Виктория Князева - Золотое царство
— Скучный город, — вздохнул Вертодуб, грустно глядя на очередную вывеску трактира, ничем не отличающуюся от двенадцати предыдущих, встреченных ими, — то ли дело у нас, братцы! Каждый кабак — целое событие, и не знаешь, напоят тебя или по голове кувшином треснут. Я, помнится, опосля похода в один кабачок неделю в лежку лежал — до того пиво крепкое было! Потом уж узнал, что в него хозяин подмешивал, с тех пор туда ни ногой. А тут? Тьфу ты…
— Посмотреть не на что, — согласился стрелок, — а я-то, дурак, сказок про Снежеть наслушался, думал — тут не жизнь, а малина. И вот на тебе…

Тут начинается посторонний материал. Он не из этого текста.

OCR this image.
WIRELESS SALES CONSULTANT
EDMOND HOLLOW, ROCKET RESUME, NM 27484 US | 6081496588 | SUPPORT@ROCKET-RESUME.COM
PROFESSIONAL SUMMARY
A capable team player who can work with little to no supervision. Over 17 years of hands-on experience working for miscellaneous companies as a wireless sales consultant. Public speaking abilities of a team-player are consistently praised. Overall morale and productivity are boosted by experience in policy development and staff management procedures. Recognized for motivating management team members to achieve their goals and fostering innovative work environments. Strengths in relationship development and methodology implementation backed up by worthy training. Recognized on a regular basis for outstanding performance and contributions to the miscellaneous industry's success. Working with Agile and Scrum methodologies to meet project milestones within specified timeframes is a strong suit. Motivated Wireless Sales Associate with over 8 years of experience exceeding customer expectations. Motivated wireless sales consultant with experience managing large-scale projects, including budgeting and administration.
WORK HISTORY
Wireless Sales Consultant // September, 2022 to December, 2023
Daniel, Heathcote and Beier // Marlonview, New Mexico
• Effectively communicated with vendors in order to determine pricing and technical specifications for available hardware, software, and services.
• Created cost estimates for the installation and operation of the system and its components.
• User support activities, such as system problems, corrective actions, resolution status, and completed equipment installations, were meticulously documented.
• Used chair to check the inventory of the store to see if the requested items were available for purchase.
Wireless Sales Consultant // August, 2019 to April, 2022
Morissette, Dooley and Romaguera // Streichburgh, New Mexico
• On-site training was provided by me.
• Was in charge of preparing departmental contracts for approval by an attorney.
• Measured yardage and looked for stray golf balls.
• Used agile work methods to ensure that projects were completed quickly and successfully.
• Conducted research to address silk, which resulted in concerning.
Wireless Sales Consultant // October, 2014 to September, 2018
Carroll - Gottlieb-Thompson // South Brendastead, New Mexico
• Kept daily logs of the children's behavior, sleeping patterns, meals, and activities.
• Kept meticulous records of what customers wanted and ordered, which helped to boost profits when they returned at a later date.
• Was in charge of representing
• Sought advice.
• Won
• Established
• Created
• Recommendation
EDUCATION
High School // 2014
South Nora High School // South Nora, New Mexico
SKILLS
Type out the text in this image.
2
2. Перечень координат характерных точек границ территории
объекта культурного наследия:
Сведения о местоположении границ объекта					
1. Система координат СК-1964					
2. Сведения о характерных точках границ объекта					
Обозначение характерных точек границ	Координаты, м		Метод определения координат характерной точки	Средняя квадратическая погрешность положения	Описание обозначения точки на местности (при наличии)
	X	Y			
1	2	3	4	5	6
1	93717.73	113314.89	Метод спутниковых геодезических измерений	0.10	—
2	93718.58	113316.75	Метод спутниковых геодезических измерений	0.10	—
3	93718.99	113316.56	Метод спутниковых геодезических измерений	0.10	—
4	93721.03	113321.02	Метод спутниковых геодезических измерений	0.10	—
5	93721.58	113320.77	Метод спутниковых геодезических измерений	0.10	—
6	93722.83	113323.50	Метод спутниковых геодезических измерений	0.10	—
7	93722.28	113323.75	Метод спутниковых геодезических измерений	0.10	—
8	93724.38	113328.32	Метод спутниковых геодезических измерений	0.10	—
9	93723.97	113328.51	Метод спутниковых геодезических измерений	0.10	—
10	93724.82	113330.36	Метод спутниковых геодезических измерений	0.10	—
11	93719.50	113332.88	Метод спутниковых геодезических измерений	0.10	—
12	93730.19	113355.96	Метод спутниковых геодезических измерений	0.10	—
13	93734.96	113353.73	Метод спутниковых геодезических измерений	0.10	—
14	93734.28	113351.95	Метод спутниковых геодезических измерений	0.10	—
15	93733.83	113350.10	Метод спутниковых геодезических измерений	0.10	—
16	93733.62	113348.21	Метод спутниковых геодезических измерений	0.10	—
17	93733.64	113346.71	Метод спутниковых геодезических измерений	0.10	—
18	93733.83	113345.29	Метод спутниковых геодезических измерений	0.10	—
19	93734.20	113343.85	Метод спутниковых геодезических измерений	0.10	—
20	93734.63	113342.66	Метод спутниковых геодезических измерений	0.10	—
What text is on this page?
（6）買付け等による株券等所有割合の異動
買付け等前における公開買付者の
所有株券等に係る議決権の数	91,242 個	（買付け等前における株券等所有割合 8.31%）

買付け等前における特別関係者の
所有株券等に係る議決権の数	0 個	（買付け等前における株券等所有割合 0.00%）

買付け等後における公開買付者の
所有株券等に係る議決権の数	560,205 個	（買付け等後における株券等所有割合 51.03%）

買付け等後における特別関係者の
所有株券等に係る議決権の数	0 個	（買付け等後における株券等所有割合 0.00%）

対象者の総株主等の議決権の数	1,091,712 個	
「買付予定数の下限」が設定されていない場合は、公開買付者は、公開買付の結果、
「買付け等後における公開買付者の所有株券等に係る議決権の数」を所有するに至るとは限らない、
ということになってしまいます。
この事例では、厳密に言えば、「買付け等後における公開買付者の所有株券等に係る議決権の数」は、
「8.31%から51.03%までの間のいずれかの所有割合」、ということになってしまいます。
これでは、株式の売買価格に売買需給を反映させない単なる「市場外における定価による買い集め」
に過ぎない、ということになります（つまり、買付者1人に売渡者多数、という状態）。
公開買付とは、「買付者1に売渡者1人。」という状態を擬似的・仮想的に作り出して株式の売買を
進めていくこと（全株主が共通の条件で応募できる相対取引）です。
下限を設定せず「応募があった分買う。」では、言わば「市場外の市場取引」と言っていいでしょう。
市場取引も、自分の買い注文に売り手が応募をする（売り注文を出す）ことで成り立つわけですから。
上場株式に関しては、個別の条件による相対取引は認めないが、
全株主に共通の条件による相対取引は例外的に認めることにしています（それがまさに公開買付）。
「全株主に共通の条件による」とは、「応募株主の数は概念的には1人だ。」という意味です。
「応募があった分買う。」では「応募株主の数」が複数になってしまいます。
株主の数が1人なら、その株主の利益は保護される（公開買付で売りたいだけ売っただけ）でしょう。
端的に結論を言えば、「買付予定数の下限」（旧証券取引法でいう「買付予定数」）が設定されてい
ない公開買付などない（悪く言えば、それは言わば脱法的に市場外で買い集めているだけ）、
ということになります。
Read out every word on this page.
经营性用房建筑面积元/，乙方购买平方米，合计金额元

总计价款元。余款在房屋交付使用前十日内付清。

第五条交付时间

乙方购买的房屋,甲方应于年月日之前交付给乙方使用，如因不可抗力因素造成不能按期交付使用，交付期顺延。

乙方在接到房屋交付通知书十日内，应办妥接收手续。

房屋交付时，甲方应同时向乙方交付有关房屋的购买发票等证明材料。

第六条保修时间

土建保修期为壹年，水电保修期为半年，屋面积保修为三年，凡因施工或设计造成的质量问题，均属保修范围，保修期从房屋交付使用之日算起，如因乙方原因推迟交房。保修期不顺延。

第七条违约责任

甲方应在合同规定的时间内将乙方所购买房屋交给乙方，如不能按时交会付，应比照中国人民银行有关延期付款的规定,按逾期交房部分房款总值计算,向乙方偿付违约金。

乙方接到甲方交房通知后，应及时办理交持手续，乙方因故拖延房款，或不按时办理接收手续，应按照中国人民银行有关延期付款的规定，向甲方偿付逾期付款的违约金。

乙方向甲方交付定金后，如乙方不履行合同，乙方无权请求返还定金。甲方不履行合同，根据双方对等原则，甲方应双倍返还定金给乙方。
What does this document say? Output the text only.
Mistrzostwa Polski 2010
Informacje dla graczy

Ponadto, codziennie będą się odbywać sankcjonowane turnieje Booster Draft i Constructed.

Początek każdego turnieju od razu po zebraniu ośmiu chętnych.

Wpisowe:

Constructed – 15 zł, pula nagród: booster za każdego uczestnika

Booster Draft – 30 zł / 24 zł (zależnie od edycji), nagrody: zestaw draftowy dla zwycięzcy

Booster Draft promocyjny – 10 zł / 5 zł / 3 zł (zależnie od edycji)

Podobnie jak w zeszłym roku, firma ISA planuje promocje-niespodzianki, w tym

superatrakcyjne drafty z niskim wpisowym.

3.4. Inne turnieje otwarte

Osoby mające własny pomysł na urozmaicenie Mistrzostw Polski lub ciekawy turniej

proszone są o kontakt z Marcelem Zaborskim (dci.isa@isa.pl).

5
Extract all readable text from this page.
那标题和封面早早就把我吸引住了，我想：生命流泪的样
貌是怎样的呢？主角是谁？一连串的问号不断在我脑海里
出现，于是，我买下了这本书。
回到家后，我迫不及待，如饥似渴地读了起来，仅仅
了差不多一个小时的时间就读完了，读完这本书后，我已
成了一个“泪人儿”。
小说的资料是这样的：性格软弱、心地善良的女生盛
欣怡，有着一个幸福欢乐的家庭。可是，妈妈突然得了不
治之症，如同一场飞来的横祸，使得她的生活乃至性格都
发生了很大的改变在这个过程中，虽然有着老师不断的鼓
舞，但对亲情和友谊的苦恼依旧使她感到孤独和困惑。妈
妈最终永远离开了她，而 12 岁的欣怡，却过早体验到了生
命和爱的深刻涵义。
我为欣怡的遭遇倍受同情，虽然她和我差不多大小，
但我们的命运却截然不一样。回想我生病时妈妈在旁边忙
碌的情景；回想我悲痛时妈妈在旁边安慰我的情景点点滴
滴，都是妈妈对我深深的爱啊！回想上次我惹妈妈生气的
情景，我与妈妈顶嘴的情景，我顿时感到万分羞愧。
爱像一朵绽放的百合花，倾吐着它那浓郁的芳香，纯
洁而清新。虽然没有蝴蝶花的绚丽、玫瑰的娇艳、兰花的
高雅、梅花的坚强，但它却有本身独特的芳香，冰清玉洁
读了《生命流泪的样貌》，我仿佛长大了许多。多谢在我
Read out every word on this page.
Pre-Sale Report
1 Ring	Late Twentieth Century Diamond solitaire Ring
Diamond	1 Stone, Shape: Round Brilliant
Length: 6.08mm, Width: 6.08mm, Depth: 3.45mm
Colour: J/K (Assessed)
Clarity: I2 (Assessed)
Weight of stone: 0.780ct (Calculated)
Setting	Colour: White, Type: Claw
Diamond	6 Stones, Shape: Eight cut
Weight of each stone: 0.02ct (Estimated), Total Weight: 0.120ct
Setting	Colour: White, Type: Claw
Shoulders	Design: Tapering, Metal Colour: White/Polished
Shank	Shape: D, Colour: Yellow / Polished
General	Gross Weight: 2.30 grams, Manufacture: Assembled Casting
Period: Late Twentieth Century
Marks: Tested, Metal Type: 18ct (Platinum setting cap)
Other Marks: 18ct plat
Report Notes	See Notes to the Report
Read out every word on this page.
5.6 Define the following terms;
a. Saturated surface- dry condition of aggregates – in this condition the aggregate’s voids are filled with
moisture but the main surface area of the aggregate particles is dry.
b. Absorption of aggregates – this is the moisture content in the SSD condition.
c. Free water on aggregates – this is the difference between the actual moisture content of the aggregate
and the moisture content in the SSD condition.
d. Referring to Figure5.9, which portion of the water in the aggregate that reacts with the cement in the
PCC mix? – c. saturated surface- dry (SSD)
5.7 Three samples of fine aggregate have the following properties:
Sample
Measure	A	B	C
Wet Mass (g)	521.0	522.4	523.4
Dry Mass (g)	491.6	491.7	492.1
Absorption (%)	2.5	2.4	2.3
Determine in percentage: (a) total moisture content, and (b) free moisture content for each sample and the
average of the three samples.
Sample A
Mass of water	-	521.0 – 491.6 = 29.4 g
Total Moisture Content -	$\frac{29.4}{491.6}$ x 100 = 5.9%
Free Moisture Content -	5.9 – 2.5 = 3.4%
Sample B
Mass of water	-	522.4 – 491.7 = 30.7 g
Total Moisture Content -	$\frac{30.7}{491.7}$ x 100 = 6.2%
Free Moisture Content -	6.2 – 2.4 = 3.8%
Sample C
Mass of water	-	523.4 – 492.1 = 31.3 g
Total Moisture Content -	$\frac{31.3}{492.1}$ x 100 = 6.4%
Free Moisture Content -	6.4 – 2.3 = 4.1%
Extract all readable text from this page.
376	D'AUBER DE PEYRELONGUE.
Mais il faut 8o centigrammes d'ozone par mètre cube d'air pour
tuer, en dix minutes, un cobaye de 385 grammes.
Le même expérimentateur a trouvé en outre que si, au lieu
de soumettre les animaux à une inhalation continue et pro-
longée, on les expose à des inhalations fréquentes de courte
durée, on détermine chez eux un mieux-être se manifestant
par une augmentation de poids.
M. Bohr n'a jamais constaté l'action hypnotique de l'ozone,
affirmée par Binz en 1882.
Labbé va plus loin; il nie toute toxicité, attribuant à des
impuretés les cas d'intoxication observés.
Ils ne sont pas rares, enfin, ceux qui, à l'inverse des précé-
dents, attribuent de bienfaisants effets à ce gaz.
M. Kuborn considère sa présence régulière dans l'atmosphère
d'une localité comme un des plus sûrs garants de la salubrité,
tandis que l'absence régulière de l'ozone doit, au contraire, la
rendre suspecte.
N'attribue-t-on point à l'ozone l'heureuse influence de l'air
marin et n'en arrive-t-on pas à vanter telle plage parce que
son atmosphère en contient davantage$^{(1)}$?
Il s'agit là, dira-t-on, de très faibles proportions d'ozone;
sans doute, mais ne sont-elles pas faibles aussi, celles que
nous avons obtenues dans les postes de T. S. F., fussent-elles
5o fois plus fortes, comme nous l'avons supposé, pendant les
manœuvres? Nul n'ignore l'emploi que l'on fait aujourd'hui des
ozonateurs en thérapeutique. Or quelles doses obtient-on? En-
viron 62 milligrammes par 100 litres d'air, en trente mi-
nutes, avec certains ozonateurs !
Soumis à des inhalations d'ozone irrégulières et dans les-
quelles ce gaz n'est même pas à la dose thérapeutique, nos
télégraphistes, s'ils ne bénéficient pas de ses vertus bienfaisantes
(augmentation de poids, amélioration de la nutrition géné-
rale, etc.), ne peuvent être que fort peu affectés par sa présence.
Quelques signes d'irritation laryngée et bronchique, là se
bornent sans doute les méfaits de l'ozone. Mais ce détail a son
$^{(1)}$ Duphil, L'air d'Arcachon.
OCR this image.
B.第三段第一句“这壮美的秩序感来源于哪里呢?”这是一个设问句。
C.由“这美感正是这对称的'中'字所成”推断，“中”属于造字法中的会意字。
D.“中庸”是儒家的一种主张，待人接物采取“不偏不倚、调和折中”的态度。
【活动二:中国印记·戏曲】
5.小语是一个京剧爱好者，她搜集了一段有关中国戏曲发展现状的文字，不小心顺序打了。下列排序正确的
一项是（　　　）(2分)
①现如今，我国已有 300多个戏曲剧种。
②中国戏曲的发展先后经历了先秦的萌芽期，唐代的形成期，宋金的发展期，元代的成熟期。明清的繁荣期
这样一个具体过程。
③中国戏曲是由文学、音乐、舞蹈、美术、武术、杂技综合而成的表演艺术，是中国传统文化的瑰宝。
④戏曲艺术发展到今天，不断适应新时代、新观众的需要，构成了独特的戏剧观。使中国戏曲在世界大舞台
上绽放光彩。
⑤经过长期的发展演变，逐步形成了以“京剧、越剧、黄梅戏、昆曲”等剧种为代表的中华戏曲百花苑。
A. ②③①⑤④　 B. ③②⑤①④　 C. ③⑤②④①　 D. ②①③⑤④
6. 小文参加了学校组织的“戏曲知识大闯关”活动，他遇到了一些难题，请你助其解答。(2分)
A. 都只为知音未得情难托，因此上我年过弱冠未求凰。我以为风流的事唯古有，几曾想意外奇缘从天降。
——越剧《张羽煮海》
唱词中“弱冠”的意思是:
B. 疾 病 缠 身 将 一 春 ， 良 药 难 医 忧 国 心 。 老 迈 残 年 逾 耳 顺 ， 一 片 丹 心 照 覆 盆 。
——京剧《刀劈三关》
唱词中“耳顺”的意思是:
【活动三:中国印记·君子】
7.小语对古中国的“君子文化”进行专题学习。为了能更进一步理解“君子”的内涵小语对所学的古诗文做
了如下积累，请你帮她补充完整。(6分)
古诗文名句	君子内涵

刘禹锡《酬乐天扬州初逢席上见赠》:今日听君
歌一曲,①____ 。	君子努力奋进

— Скукота! — присовокупил Витомысл, и на этом дискуссия окончилась, потому как молчавший до сих пор Баян подал голос:
— Кушать хочу!
— Нечего кушать, — сурово ответствовал Вертодуб, — вся еда в лодке осталась, я давеча специально выложил нам ее беречь надобно!
— Вон, — кот кивнул мордой на трактир, — туда! Там покушать дадут!
— Не дадут, — усмехнулся стрелок, — у нас денег нет тутошних. Наше серебро в здешних местах не жалуют.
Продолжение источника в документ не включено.